[erlang-questions] data sharing is outside the semantics of Erlang, but it sure is useful

Thu Sep 17 01:48:20 CEST 2009

On Sep 17, 2009, at 4:43 AM, Jayson Vantuyl wrote:
> I don't really think that it's useful to classify data sharing as  
> data compression.

It's very much in the spirit of dictionary-based compression.

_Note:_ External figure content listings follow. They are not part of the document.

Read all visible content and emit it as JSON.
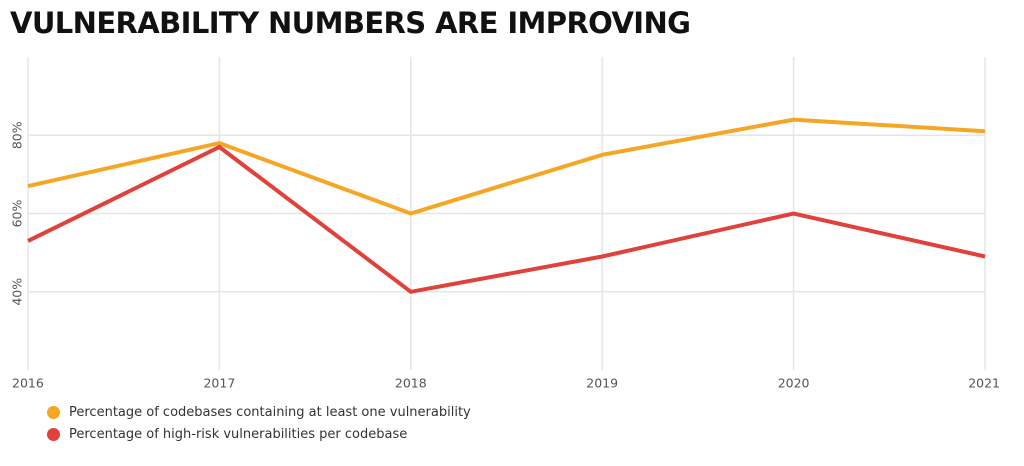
{
  "chart_data": {
    "type": "line",
    "title": "VULNERABILITY NUMBERS ARE IMPROVING",
    "xlabel": "",
    "ylabel": "",
    "x": [
      "2016",
      "2017",
      "2018",
      "2019",
      "2020",
      "2021"
    ],
    "ylim": [
      20,
      100
    ],
    "yticks": [
      40,
      60,
      80
    ],
    "ytick_labels": [
      "40%",
      "60%",
      "80%"
    ],
    "grid": true,
    "legend_position": "bottom-left",
    "series": [
      {
        "name": "Percentage of codebases containing at least one vulnerability",
        "color": "#F5A623",
        "values": [
          67,
          78,
          60,
          75,
          84,
          81
        ]
      },
      {
        "name": "Percentage of high-risk vulnerabilities per codebase",
        "color": "#E0413A",
        "values": [
          53,
          77,
          40,
          49,
          60,
          49
        ]
      }
    ]
  }
}
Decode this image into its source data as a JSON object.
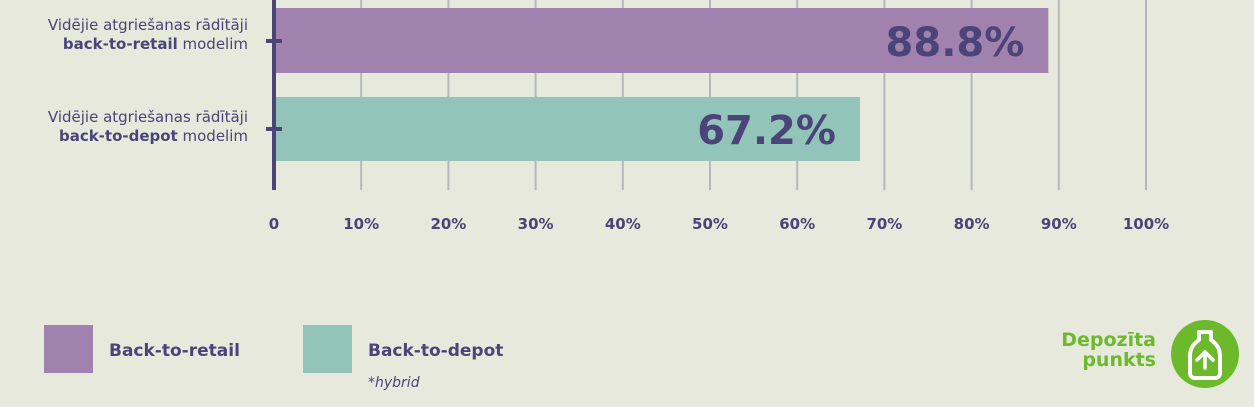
{
  "chart_data": {
    "type": "bar",
    "orientation": "horizontal",
    "categories": [
      {
        "text": "Vidējie atgriešanas rādītāji",
        "bold": "back-to-retail",
        "rest": " modelim"
      },
      {
        "text": "Vidējie atgriešanas rādītāji",
        "bold": "back-to-depot",
        "rest": " modelim"
      }
    ],
    "values": [
      88.8,
      67.2
    ],
    "value_labels": [
      "88.8%",
      "67.2%"
    ],
    "bar_colors": [
      "#a181ad",
      "#92c4ba"
    ],
    "xlim": [
      0,
      100
    ],
    "xticks": [
      0,
      10,
      20,
      30,
      40,
      50,
      60,
      70,
      80,
      90,
      100
    ],
    "xtick_labels": [
      "0",
      "10%",
      "20%",
      "30%",
      "40%",
      "50%",
      "60%",
      "70%",
      "80%",
      "90%",
      "100%"
    ],
    "grid": true,
    "legend_position": "bottom-left",
    "legend": [
      {
        "label": "Back-to-retail",
        "color": "#a181ad",
        "note": ""
      },
      {
        "label": "Back-to-depot",
        "color": "#92c4ba",
        "note": "*hybrid"
      }
    ]
  },
  "logo": {
    "line1": "Depozīta",
    "line2": "punkts",
    "icon": "bottle-recycle-icon",
    "color": "#6cba2c"
  },
  "colors": {
    "background": "#e6e9dc",
    "text": "#4b4478",
    "axis": "#4b4478",
    "grid": "#b5b8b8"
  }
}
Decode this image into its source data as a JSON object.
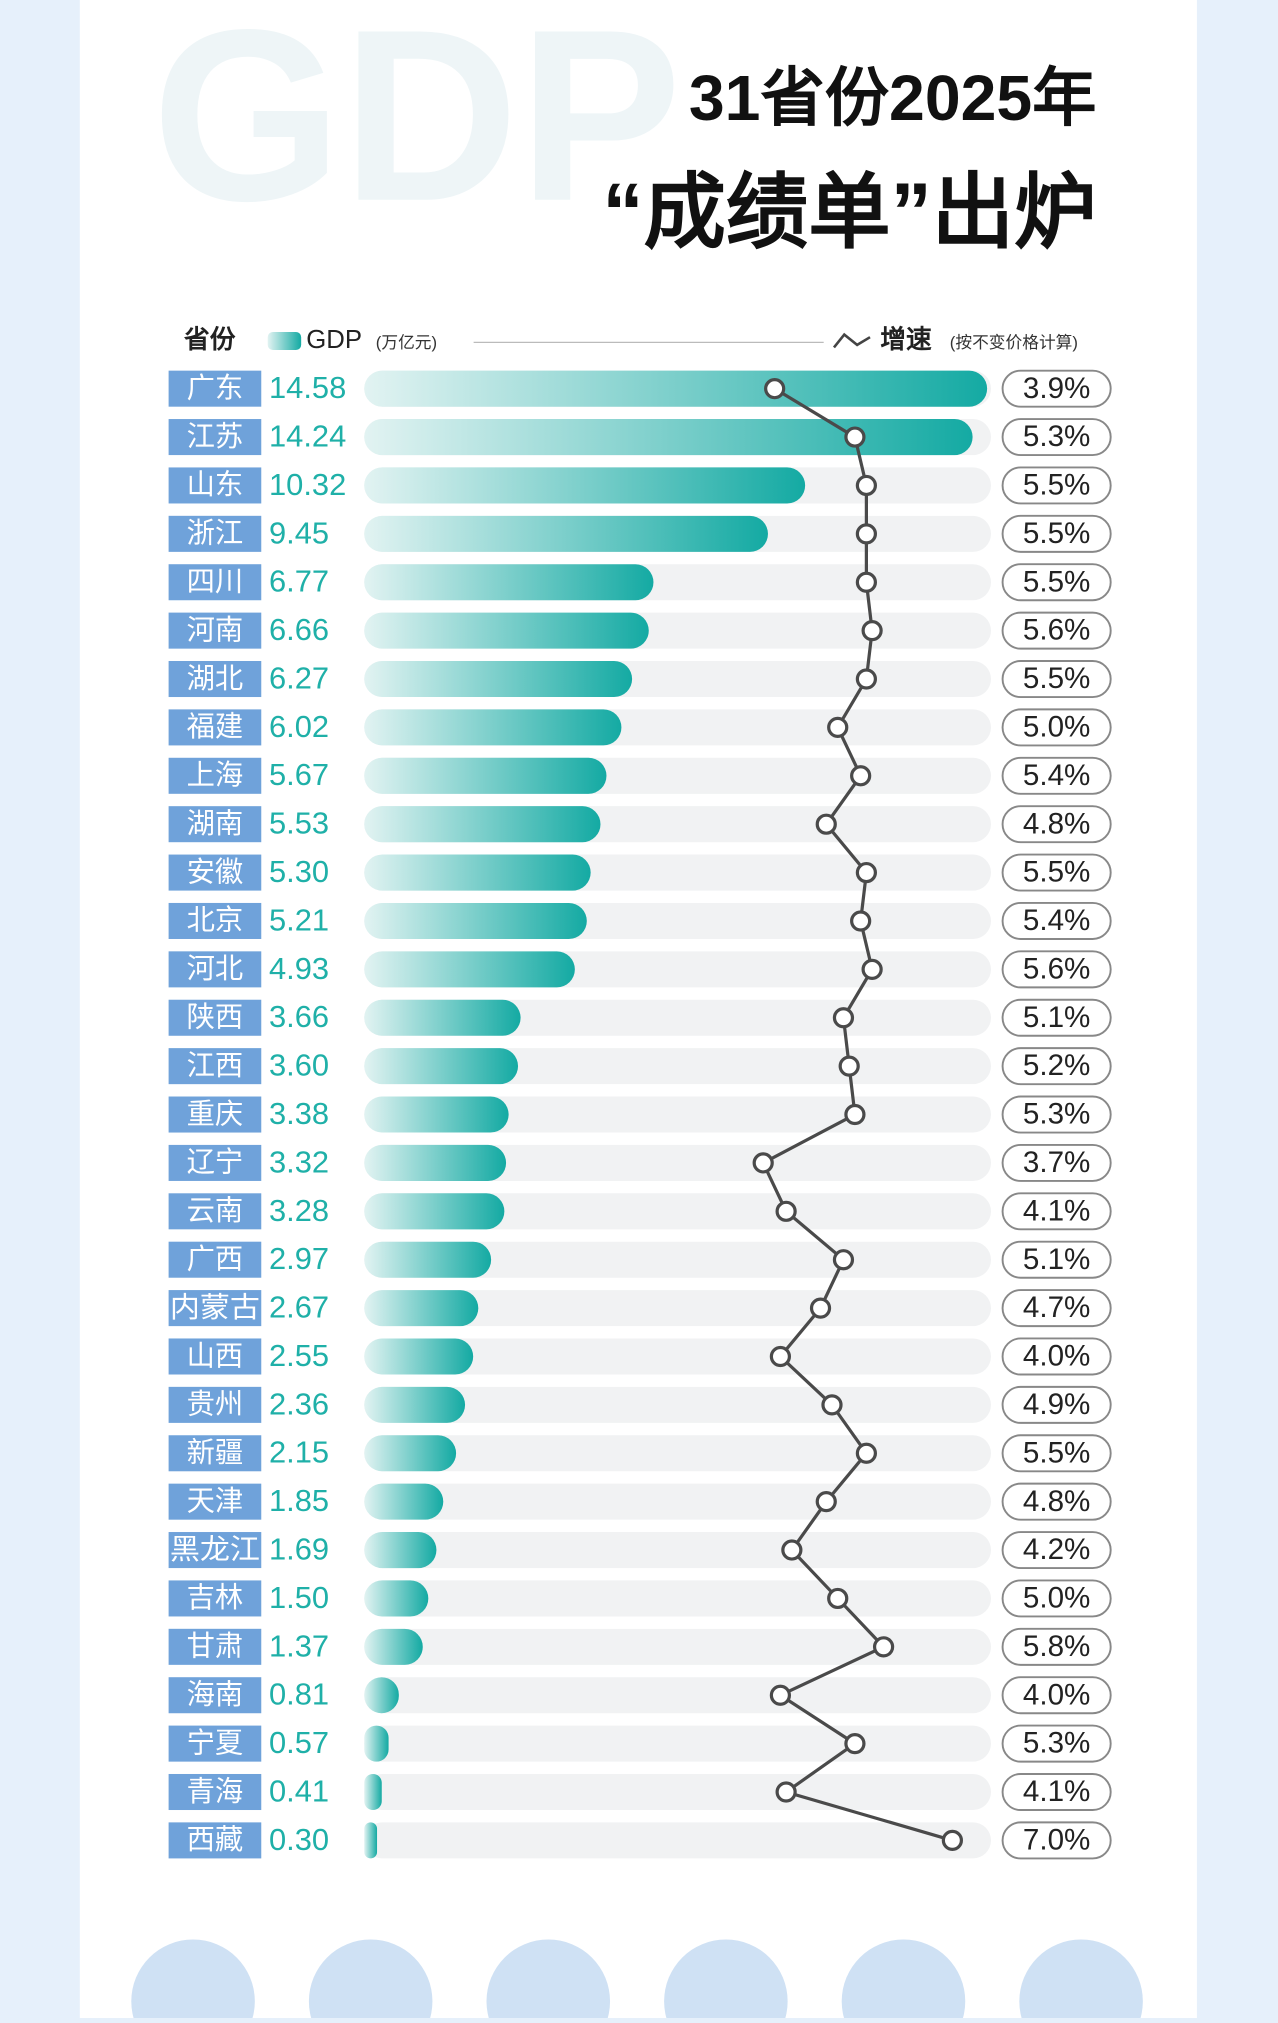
{
  "chart_data": {
    "type": "bar",
    "watermark": "GDP",
    "title": "31省份2025年",
    "subtitle": "“成绩单”出炉",
    "category_label": "省份",
    "categories": [
      "广东",
      "江苏",
      "山东",
      "浙江",
      "四川",
      "河南",
      "湖北",
      "福建",
      "上海",
      "湖南",
      "安徽",
      "北京",
      "河北",
      "陕西",
      "江西",
      "重庆",
      "辽宁",
      "云南",
      "广西",
      "内蒙古",
      "山西",
      "贵州",
      "新疆",
      "天津",
      "黑龙江",
      "吉林",
      "甘肃",
      "海南",
      "宁夏",
      "青海",
      "西藏"
    ],
    "series": [
      {
        "name": "GDP",
        "unit": "(万亿元)",
        "color": "#1fb0a8",
        "values": [
          14.58,
          14.24,
          10.32,
          9.45,
          6.77,
          6.66,
          6.27,
          6.02,
          5.67,
          5.53,
          5.3,
          5.21,
          4.93,
          3.66,
          3.6,
          3.38,
          3.32,
          3.28,
          2.97,
          2.67,
          2.55,
          2.36,
          2.15,
          1.85,
          1.69,
          1.5,
          1.37,
          0.81,
          0.57,
          0.41,
          0.3
        ],
        "value_labels": [
          "14.58",
          "14.24",
          "10.32",
          "9.45",
          "6.77",
          "6.66",
          "6.27",
          "6.02",
          "5.67",
          "5.53",
          "5.30",
          "5.21",
          "4.93",
          "3.66",
          "3.60",
          "3.38",
          "3.32",
          "3.28",
          "2.97",
          "2.67",
          "2.55",
          "2.36",
          "2.15",
          "1.85",
          "1.69",
          "1.50",
          "1.37",
          "0.81",
          "0.57",
          "0.41",
          "0.30"
        ]
      },
      {
        "name": "增速",
        "unit": "(按不变价格计算)",
        "type": "line",
        "color": "#4a4a4a",
        "values": [
          3.9,
          5.3,
          5.5,
          5.5,
          5.5,
          5.6,
          5.5,
          5.0,
          5.4,
          4.8,
          5.5,
          5.4,
          5.6,
          5.1,
          5.2,
          5.3,
          3.7,
          4.1,
          5.1,
          4.7,
          4.0,
          4.9,
          5.5,
          4.8,
          4.2,
          5.0,
          5.8,
          4.0,
          5.3,
          4.1,
          7.0
        ],
        "value_labels": [
          "3.9%",
          "5.3%",
          "5.5%",
          "5.5%",
          "5.5%",
          "5.6%",
          "5.5%",
          "5.0%",
          "5.4%",
          "4.8%",
          "5.5%",
          "5.4%",
          "5.6%",
          "5.1%",
          "5.2%",
          "5.3%",
          "3.7%",
          "4.1%",
          "5.1%",
          "4.7%",
          "4.0%",
          "4.9%",
          "5.5%",
          "4.8%",
          "4.2%",
          "5.0%",
          "5.8%",
          "4.0%",
          "5.3%",
          "4.1%",
          "7.0%"
        ]
      }
    ]
  }
}
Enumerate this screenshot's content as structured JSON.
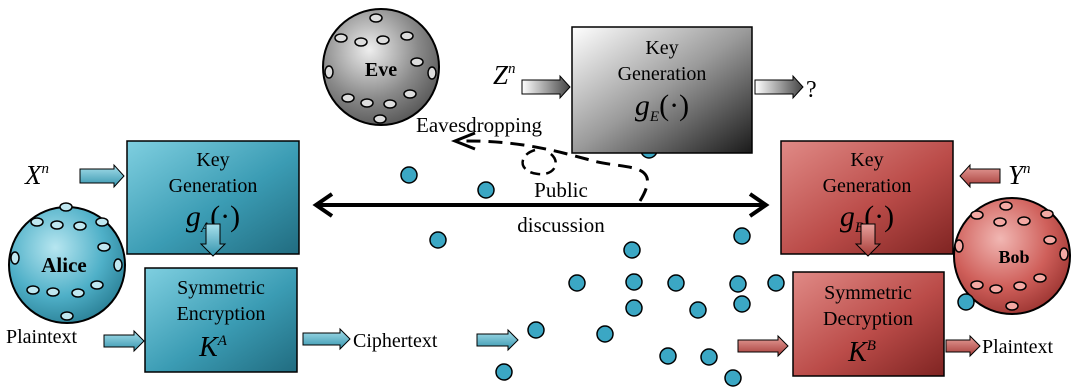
{
  "parties": {
    "eve": "Eve",
    "alice": "Alice",
    "bob": "Bob"
  },
  "inputs": {
    "alice": {
      "base": "X",
      "sup": "n"
    },
    "bob": {
      "base": "Y",
      "sup": "n"
    },
    "eve": {
      "base": "Z",
      "sup": "n"
    }
  },
  "key_gen_alice": {
    "line1": "Key",
    "line2": "Generation",
    "func": "g",
    "sub": "A",
    "arg": "(·)"
  },
  "key_gen_bob": {
    "line1": "Key",
    "line2": "Generation",
    "func": "g",
    "sub": "B",
    "arg": "(·)"
  },
  "key_gen_eve": {
    "line1": "Key",
    "line2": "Generation",
    "func": "g",
    "sub": "E",
    "arg": "(·)"
  },
  "encryption": {
    "line1": "Symmetric",
    "line2": "Encryption",
    "key": "K",
    "sup": "A"
  },
  "decryption": {
    "line1": "Symmetric",
    "line2": "Decryption",
    "key": "K",
    "sup": "B"
  },
  "labels": {
    "eavesdropping": "Eavesdropping",
    "public1": "Public",
    "public2": "discussion",
    "plaintext_in": "Plaintext",
    "ciphertext": "Ciphertext",
    "plaintext_out": "Plaintext",
    "question": "?"
  },
  "colors": {
    "alice_blue": "#3a9bb3",
    "bob_red": "#b84a48",
    "eve_gray": "#555555",
    "dot_blue": "#3ba7c4"
  }
}
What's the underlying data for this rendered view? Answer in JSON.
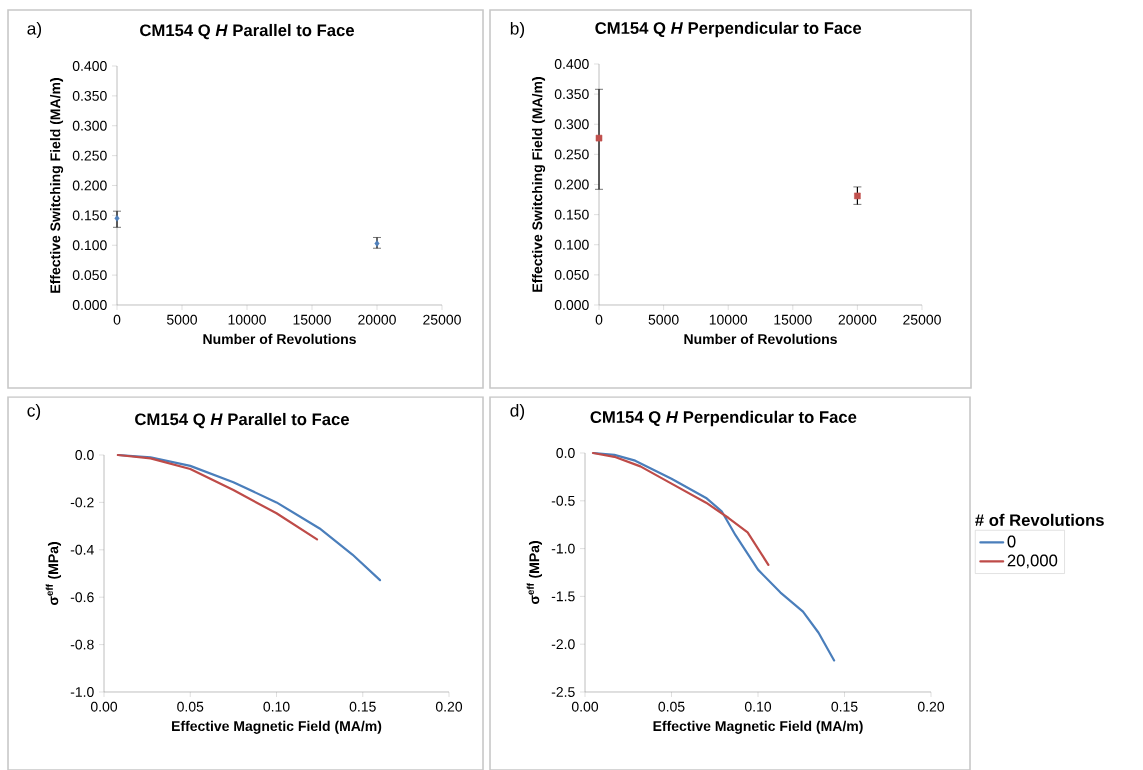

>  Bottom line, there's an optimization (and a clearly important one)  
> that Erlang isn't doing.

And can't reasonably be *expected* to do.  It is reasonable
to expect Erlang to *preserve* sharing, as when sending a term
to another process, because failing to do so can make space use
blow up in a rather sickening way which it's hard for a
programmer to detect.

I sometimes think that for every use case there is an equal
and opposite use case.  In the case of memory, for example,
we've got *space* issues and *cache* issues.  Looking for
existing copies of stuff can save you space, but it can
do terrible things to your cache (bringing in stuff that it
turns out you don't want).  The tradeoffs depend on how much
space you may save, how likely the saving is, and how well you
can avoid looking at irrelevant stuff while looking for an
existing copy.  The programmer is in a better position to know
these things than the Erlang compiler or runtime system.

One thing I didn't quite understand was why the original data
source is emitting stuff with lots of duplication in the first
place.  Fixing the duplication problem at the source has the
added benefit of reducing the cost of getting the data into an
Erlang process to start with.